Research also finds that e-cigarettes can reduce state health care costs. One study estimated Medicaid spending could have been reduced by $48 billion in 2012 if all Medicaid recipients who smoked completely switched to e-cigarettes. In a smaller analysis of only one percent of Medicaid recipients switching from combustible to e-cigarettes, the authors found that Medicaid savings could be “approximately $2.8 billion per 1 percent of enrollees over the next 25 years.”
Most problematic with increasing taxes on cigarettes and electronic cigarettes is the fact that none of the additional revenue will be dedicated to smoking cessation and prevention, of which Nebraska currently spends little revenue on. In 2018, Nebraska collected $103.5 million from tobacco settlement and taxes, yet the “state allocated $2.6 million in state funds to tobacco prevention” in the same year, or “just 12.4 percent of the [CDC’s] annual spending target.”

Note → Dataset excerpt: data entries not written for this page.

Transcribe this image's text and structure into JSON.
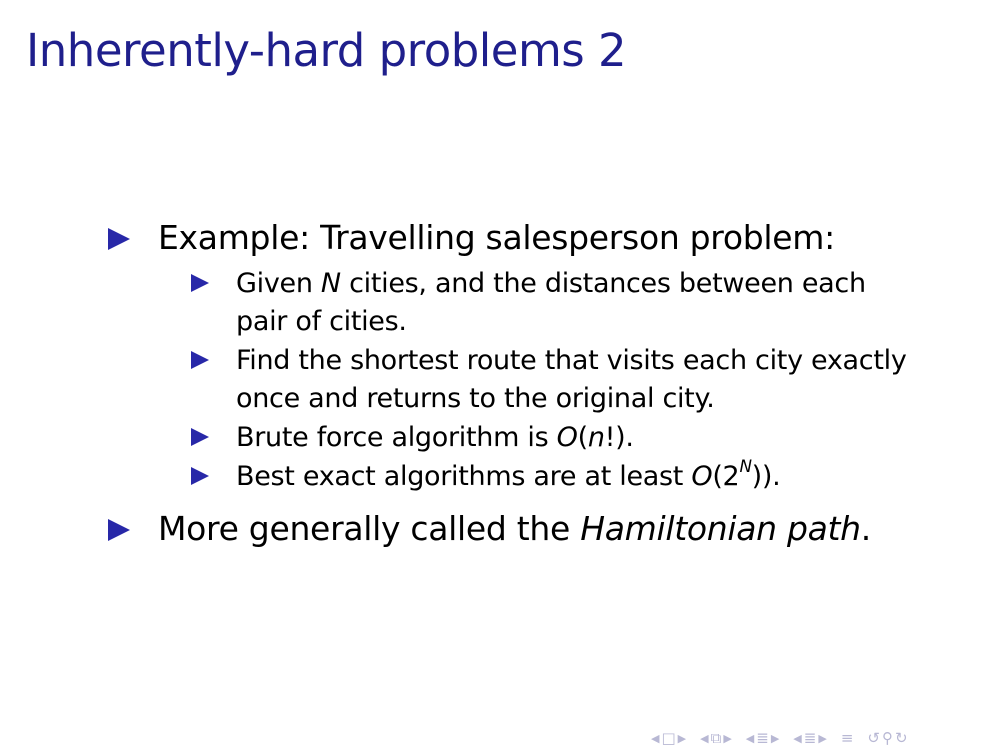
{
  "slide": {
    "title": "Inherently-hard problems 2",
    "item1": {
      "text": "Example: Travelling salesperson problem:"
    },
    "sub1": {
      "line1_a": "Given ",
      "line1_var": "N",
      "line1_b": " cities, and the distances between each",
      "line2": "pair of cities."
    },
    "sub2": {
      "line1": "Find the shortest route that visits each city exactly",
      "line2": "once and returns to the original city."
    },
    "sub3": {
      "text_a": "Brute force algorithm is ",
      "math_O": "O",
      "math_open": "(",
      "math_n": "n",
      "math_close": "!)",
      "text_b": "."
    },
    "sub4": {
      "text_a": "Best exact algorithms are at least ",
      "math_O": "O",
      "math_open": "(2",
      "math_exp": "N",
      "math_close": "))",
      "text_b": "."
    },
    "item2": {
      "text_a": "More generally called the ",
      "text_em": "Hamiltonian path",
      "text_b": "."
    }
  },
  "colors": {
    "title": "#1f1f8c",
    "bullet": "#2828a8",
    "nav": "#b8b8d4"
  },
  "nav": {
    "icons": [
      "arrow-left-icon",
      "frame-icon",
      "arrow-right-icon",
      "subsection-icon",
      "section-icon",
      "align-icon",
      "search-icon"
    ]
  }
}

Lawmakers should avoid relying on tobacco taxes to fund programs other than smoking cessation. Such excise taxes disproportionately impact lower-income persons, foster black markets and are unreliable sources of revenue. Further, policymakers should refrain from excessive taxes on e-cigarettes and vaping devices, as these are effective tobacco harm reduction products whose use should be promoted, not hindered.
Nothing in this analysis is intended to influence the passage of legislation, and it does not necessarily represent the views of The Heartland Institute or Tobacco Harm Reduction 101.